One of the main foci in our group is the study of physical properties at the limits of miniaturization. On the atomic scale, for instance, it is possible to manipulate single atoms. Alternatively, one can "build" artificial atoms by confining a few electrons in a metallic or semiconducting structure. But what can one learn by reducing the physical dimensions or the dimensionality?
When reducing, for example, the dimension from 3 to 2 of an electron gas confined in a semiconducting heterostructure, new elementary quasiparticles appear. These particles have an effective fractional charge and obey fractional statistics. They are obtained when a perpendicular magnetic field is applied to the 2D electrons, which leads to the formation of composite Fermions and to the observation of the fractional quantum Hall effect.
By reducing the dimension even further, i.e., to 1D a whole new set of phenomena appear. Because of the inherent electron-electron interactions, the electron gas can no longer be described as a Fermi gas or Fermi liquid but rather as a Luttinger liquid. One of the most fascinating properties of a Luttinger liquid is the separation of charge and spin, i.e., the charge and the spin become independent of each other.

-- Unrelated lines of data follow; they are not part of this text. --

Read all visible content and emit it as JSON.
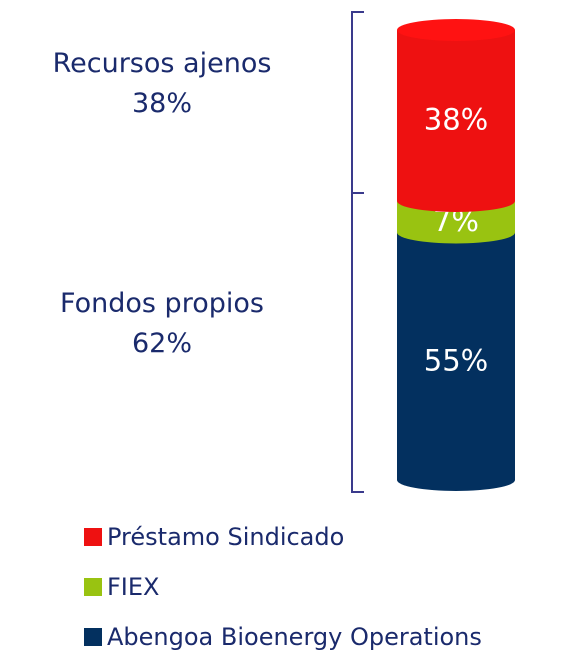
{
  "chart_data": {
    "type": "bar",
    "stacked": true,
    "shape": "cylinder",
    "categories": [
      null
    ],
    "series": [
      {
        "name": "Préstamo Sindicado",
        "color": "#ee1111",
        "values": [
          38
        ],
        "value_labels": [
          "38%"
        ]
      },
      {
        "name": "FIEX",
        "color": "#99c311",
        "values": [
          7
        ],
        "value_labels": [
          "7%"
        ]
      },
      {
        "name": "Abengoa Bioenergy Operations",
        "color": "#03305f",
        "values": [
          55
        ],
        "value_labels": [
          "55%"
        ]
      }
    ],
    "groups": [
      {
        "name": "Recursos ajenos",
        "value": 38,
        "value_label": "38%"
      },
      {
        "name": "Fondos propios",
        "value": 62,
        "value_label": "62%"
      }
    ],
    "ylim": [
      0,
      100
    ],
    "legend": "bottom-left"
  }
}
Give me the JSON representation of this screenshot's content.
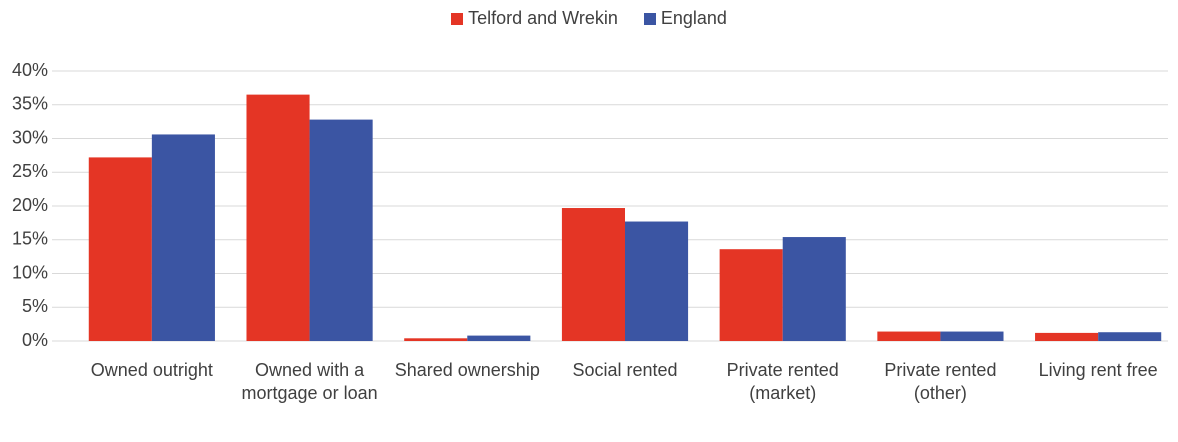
{
  "chart_data": {
    "type": "bar",
    "categories": [
      "Owned outright",
      "Owned with a mortgage or loan",
      "Shared ownership",
      "Social rented",
      "Private rented (market)",
      "Private rented (other)",
      "Living rent free"
    ],
    "series": [
      {
        "name": "Telford and Wrekin",
        "color": "#e43525",
        "values": [
          27.2,
          36.5,
          0.4,
          19.7,
          13.6,
          1.4,
          1.2
        ]
      },
      {
        "name": "England",
        "color": "#3b55a3",
        "values": [
          30.6,
          32.8,
          0.8,
          17.7,
          15.4,
          1.4,
          1.3
        ]
      }
    ],
    "ylim": [
      0,
      40
    ],
    "yticks": [
      {
        "value": 0,
        "label": "0%"
      },
      {
        "value": 5,
        "label": "5%"
      },
      {
        "value": 10,
        "label": "10%"
      },
      {
        "value": 15,
        "label": "15%"
      },
      {
        "value": 20,
        "label": "20%"
      },
      {
        "value": 25,
        "label": "25%"
      },
      {
        "value": 30,
        "label": "30%"
      },
      {
        "value": 35,
        "label": "35%"
      },
      {
        "value": 40,
        "label": "40%"
      }
    ],
    "grid": true,
    "legend": "top"
  }
}
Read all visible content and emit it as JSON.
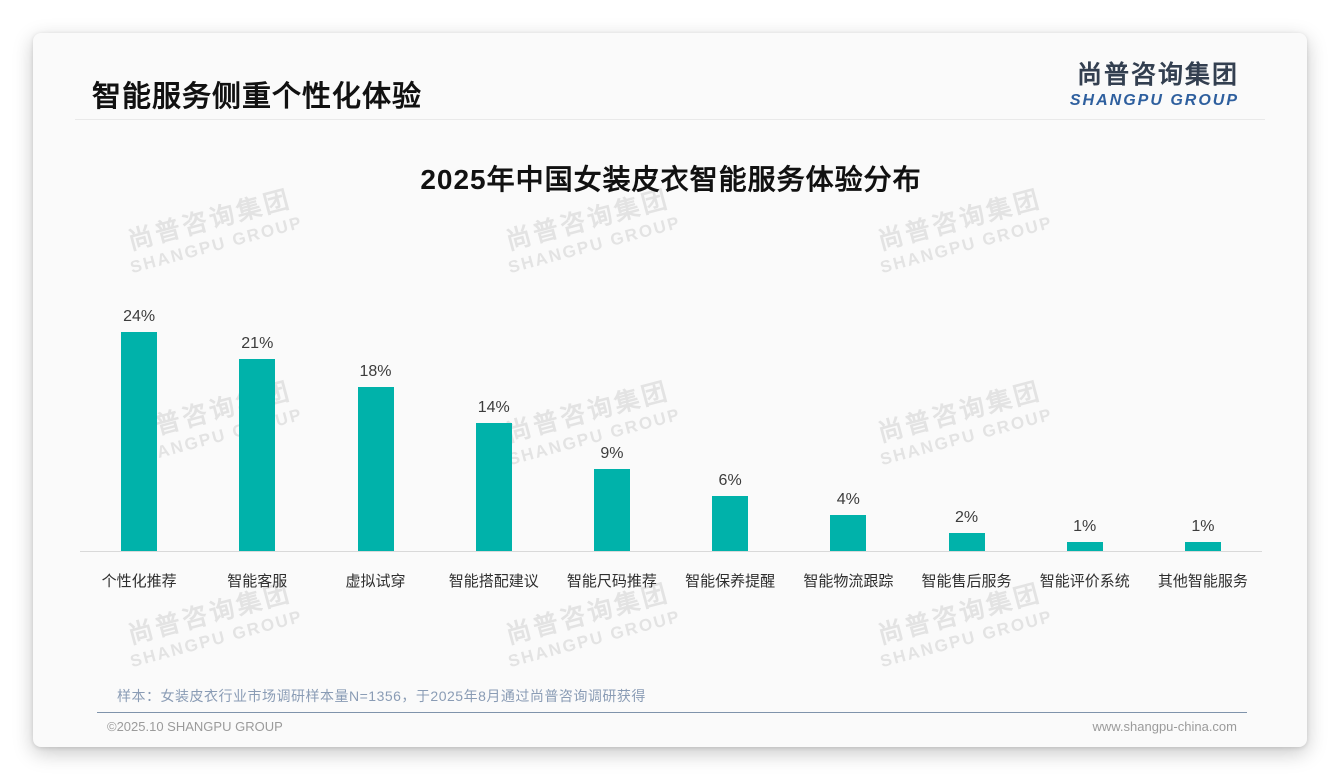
{
  "slide": {
    "title": "智能服务侧重个性化体验",
    "logo": {
      "cn": "尚普咨询集团",
      "en": "SHANGPU GROUP"
    },
    "watermark": {
      "line1": "尚普咨询集团",
      "line2": "SHANGPU GROUP"
    },
    "note": "样本：女装皮衣行业市场调研样本量N=1356，于2025年8月通过尚普咨询调研获得",
    "footer": {
      "left": "©2025.10 SHANGPU GROUP",
      "right": "www.shangpu-china.com"
    }
  },
  "chart_data": {
    "type": "bar",
    "title": "2025年中国女装皮衣智能服务体验分布",
    "categories": [
      "个性化推荐",
      "智能客服",
      "虚拟试穿",
      "智能搭配建议",
      "智能尺码推荐",
      "智能保养提醒",
      "智能物流跟踪",
      "智能售后服务",
      "智能评价系统",
      "其他智能服务"
    ],
    "values": [
      24,
      21,
      18,
      14,
      9,
      6,
      4,
      2,
      1,
      1
    ],
    "unit": "%",
    "data_labels": [
      "24%",
      "21%",
      "18%",
      "14%",
      "9%",
      "6%",
      "4%",
      "2%",
      "1%",
      "1%"
    ],
    "bar_color": "#00B2AA",
    "xlabel": "",
    "ylabel": "",
    "ylim": [
      0,
      26
    ],
    "grid": false,
    "legend": false
  }
}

On a more applied level, the miniaturization is of tremendous interest for the whole computational business. Reducing the dimensions to such an extent that the information is not carried anymore by a macroscopic current flow but by single electrons, leads to the computing on the nanoscale. An even more fascinating outlook is the possibility to realize a quantum computer. In this case the computational information is the quantum mechanical "state" of an electron.
In short, we are interested in the electronic properties, which emerge, when electron-electron interactions, disorder and quantum phase coherence are present in reduced dimensions and dimensionalities.